Par conception graphique, nous entendons la capacité de créer quelque chose qui peut être utilisée dans le cadre d’une stratégie plus large, sur différents supports et à différents moments. Le graphisme ne consiste pas seulement à créer des formes, mais aussi des procédures, c’est-à-dire à “établir un ensemble d’opérations dont les caractéristiques sont déterminées par un objectif précis[1]“.

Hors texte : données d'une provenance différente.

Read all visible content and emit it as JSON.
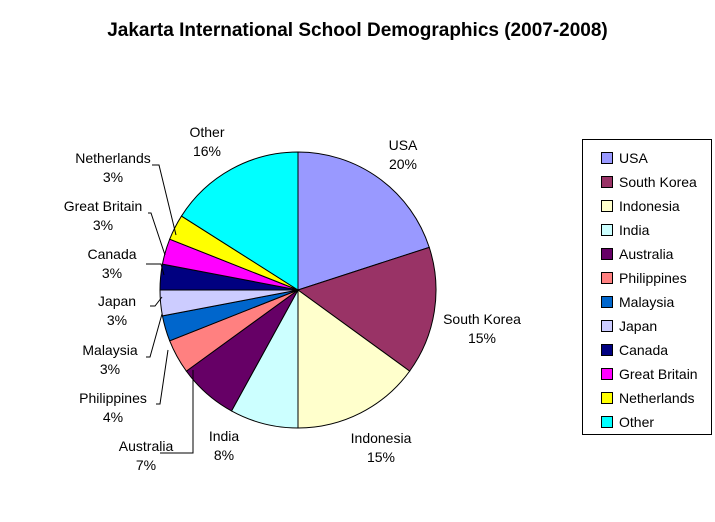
{
  "chart_data": {
    "type": "pie",
    "title": "Jakarta International School Demographics (2007-2008)",
    "slices": [
      {
        "label": "USA",
        "value": 20,
        "value_label": "20%",
        "color": "#9999FF"
      },
      {
        "label": "South Korea",
        "value": 15,
        "value_label": "15%",
        "color": "#993366"
      },
      {
        "label": "Indonesia",
        "value": 15,
        "value_label": "15%",
        "color": "#FFFFCC"
      },
      {
        "label": "India",
        "value": 8,
        "value_label": "8%",
        "color": "#CCFFFF"
      },
      {
        "label": "Australia",
        "value": 7,
        "value_label": "7%",
        "color": "#660066"
      },
      {
        "label": "Philippines",
        "value": 4,
        "value_label": "4%",
        "color": "#FF8080"
      },
      {
        "label": "Malaysia",
        "value": 3,
        "value_label": "3%",
        "color": "#0066CC"
      },
      {
        "label": "Japan",
        "value": 3,
        "value_label": "3%",
        "color": "#CCCCFF"
      },
      {
        "label": "Canada",
        "value": 3,
        "value_label": "3%",
        "color": "#000080"
      },
      {
        "label": "Great Britain",
        "value": 3,
        "value_label": "3%",
        "color": "#FF00FF"
      },
      {
        "label": "Netherlands",
        "value": 3,
        "value_label": "3%",
        "color": "#FFFF00"
      },
      {
        "label": "Other",
        "value": 16,
        "value_label": "16%",
        "color": "#00FFFF"
      }
    ],
    "legend_position": "right"
  }
}
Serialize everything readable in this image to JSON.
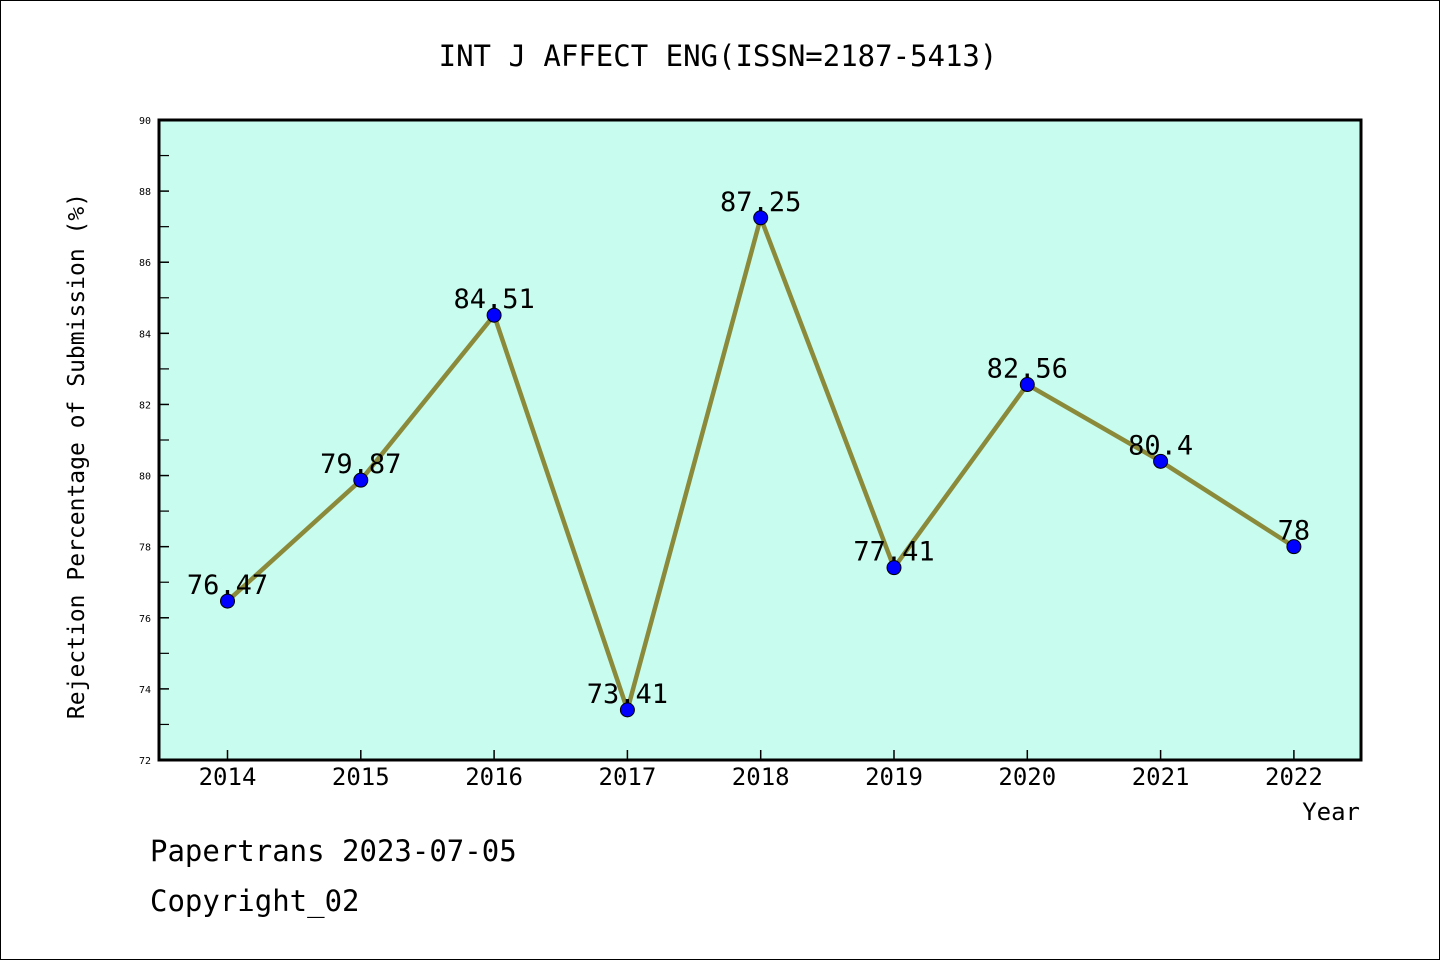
{
  "chart_data": {
    "type": "line",
    "title": "INT J AFFECT ENG(ISSN=2187-5413)",
    "xlabel": "Year",
    "ylabel": "Rejection Percentage of Submission (%)",
    "categories": [
      "2014",
      "2015",
      "2016",
      "2017",
      "2018",
      "2019",
      "2020",
      "2021",
      "2022"
    ],
    "values": [
      76.47,
      79.87,
      84.51,
      73.41,
      87.25,
      77.41,
      82.56,
      80.4,
      78
    ],
    "data_labels": [
      "76.47",
      "79.87",
      "84.51",
      "73.41",
      "87.25",
      "77.41",
      "82.56",
      "80.4",
      "78"
    ],
    "ylim": [
      72,
      90
    ],
    "yticks": [
      "72",
      "74",
      "76",
      "78",
      "80",
      "82",
      "84",
      "86",
      "88",
      "90"
    ],
    "grid": false,
    "colors": {
      "plot_background": "#c8fcee",
      "line": "#8b8a3a",
      "marker": "#0000ff"
    }
  },
  "footer": {
    "line1": "Papertrans 2023-07-05",
    "line2": "Copyright_02"
  }
}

Cette idée du design se traduit dans la pratique par l’identité visuelle institutionnelle.
Identité visuelle de base
Le travail de l’architecte allemand Peter Behrens, pour AEG en 1907, est considéré par beaucoup comme la première expérience (si on peut l’appeler ainsi) en matière d’identité visuelle d’entreprise. Behrens a tout conçu, du logo aux publicités en passant par les catalogues, les calendriers et les affiches. Mais, il a surtout, utilisé la même police de caractères (Behrens-Antiqua), les mêmes couleurs et la même série de grilles pour y arriver. Behrens était très en avance sur son époque : il faudra des années avant que son approche ne soit largement adoptée. En effet, les concepts d’image et d’identité d’entreprise ne sont apparus que dans les années 1940.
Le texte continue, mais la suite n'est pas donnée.